The above-mentioned uncertainties of the solution, as well as the different approaches to GWF by different authors, highlight the need for further research on GWF. In our view, this research should focus on three areas:

The first area is the identification of substances that may determine GWF. Our studies of malting barley GWF (this paper) and micropollutants in treated urban wastewater [14] have shown that commonly monitored pollutants may not be (and often are not) the most critical ones for GWF determination. Thus, the selection of non-representative pollutants leads to a systematic underestimation of GWF values. A number of research studies in different water-related fields are needed to find relevant pollutants for different sectors and water uses.

The second area deals with mixtures in GWF models. On the one hand, the “independence” of the water footprint values from external influences must be maintained. The water footprint is one of the environmental indicators that describes the behaviour of the assessed system. An indicator whose value would change without changing the assessed system itself is not well set. On the other hand, issues related to new, so-called emergent pollutants, which are often bioactive substances and behave differently in different mixtures, need to be adequately addressed.

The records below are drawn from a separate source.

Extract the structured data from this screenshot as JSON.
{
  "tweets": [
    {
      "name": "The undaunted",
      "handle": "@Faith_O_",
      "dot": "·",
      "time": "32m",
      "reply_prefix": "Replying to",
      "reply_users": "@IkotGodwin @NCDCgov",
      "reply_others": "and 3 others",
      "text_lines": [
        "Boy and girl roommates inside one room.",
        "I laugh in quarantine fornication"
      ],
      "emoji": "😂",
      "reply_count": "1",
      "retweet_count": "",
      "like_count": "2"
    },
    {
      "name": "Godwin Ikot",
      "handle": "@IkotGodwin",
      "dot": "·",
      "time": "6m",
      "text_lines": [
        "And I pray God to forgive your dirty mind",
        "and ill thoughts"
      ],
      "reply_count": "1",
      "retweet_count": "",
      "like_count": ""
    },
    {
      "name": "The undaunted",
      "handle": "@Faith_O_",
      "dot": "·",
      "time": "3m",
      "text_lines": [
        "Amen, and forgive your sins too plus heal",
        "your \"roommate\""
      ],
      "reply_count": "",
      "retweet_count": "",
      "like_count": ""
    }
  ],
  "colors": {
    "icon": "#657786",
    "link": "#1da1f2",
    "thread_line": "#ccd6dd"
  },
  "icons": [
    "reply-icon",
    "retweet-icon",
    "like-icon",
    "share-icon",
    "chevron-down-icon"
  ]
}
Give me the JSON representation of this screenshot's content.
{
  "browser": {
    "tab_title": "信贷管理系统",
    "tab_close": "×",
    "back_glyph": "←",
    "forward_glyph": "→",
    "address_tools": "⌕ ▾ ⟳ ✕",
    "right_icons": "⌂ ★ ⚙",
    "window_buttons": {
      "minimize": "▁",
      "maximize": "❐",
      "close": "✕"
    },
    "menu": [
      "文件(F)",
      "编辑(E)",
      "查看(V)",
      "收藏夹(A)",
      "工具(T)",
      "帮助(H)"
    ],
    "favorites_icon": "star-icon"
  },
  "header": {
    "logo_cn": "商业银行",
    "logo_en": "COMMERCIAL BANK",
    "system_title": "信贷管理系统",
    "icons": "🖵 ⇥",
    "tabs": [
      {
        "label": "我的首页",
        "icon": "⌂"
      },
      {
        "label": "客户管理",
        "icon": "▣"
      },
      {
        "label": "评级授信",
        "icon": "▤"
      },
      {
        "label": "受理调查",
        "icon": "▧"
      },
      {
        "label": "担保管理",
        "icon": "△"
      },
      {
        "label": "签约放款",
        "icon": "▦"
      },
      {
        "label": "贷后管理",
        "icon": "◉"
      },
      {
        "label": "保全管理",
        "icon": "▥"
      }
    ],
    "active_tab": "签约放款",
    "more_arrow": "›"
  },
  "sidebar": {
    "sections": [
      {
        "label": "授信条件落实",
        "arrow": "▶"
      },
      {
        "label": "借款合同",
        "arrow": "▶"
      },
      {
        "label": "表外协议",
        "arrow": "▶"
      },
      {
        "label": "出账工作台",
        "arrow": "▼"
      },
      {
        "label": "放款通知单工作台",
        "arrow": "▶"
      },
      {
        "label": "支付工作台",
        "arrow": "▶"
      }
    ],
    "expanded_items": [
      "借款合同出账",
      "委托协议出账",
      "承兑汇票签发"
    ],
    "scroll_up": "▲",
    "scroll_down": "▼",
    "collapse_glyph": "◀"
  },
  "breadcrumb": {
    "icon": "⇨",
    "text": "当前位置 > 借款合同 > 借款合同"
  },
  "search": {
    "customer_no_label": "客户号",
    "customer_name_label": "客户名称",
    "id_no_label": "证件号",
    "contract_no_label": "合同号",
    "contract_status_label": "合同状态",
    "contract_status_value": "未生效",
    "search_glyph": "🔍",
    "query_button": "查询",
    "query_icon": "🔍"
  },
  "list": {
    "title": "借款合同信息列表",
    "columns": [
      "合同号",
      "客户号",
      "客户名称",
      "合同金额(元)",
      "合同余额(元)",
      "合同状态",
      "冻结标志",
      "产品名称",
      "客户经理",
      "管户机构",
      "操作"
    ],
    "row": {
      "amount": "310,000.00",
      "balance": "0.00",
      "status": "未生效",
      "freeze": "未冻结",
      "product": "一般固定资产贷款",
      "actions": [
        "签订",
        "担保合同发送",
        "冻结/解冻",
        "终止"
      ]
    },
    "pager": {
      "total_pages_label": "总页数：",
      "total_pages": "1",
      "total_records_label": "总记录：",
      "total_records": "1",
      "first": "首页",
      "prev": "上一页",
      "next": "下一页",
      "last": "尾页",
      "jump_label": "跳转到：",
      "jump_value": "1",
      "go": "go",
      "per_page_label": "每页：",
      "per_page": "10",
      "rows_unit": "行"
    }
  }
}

The third area where we consider the current state of knowledge to be incomplete is in assessing the GWF sustainability. We do not consider approaches that introduce a self-purification process into GWF models to be appropriate practice. The self-purification capacity of the aquatic environment is independent of the product systems assessed by GWF. Therefore, the water self-purification capacity should not be included in a GWF model. A modification of the sustainability assessment seems to be a more appropriate solution. The current system, described in the Water Footprint Assessment Manual [8], compares GWF values with available sources to dilute pollution using actual runoff from the catchment. Thus, this approach compares the runoff in a particular catchment with the dilution water needs in different parts of the assessed catchment. This can lead to an overestimation of the discharged pollution impact due to the neglect of the self-purification capacity in the aquatic environment.

CONCLUSION

This study confirmed that GWF is an important indicator for assessing the environmental impacts of agriculture, and that all applied substances, i.e. not only fertilisers but also pesticides, should be included. In malting barley production, the insecticide deltamethrin had the greatest impact on water resources. Due to the high ecotoxicity of pesticides and their long-term persistence in aquatic ecosystems, it is important that future studies include a detailed analysis. Local conditions such as climatic factors, soil types, and water availability must be considered in GWF assessment. The implementation of measures to reduce GWF, such as optimising the use of agrochemicals and innovative technologies in agriculture, can contribute significantly to a more sustainable use of water resources and environmental protection.

Acknowledgements

This study was created as part of a commercial contract with the Radegast Brewery. We would like to thank the representatives of Radegast Brewery for their help in obtaining input data for the study.

The article was supported by the funds of the Institutional Support within the framework of internal grants provided by the T. G. Masaryk Water Research Institute.

Declaration of conflict of interest

The representatives of Radegast Brewery and the related companies had no influence on the results of the study. The second author is part of the TGM WRI management, which publishes the VTEI journal, and chairman of the VTEI journal editorial board. However, these facts had no influence on the support provided for the writing of the article or on the acceptance of the article for publication in the VTEI journal.

The Czech version of this article was peer-reviewed, the English version was translated from the Czech original by Environmental Translation Ltd.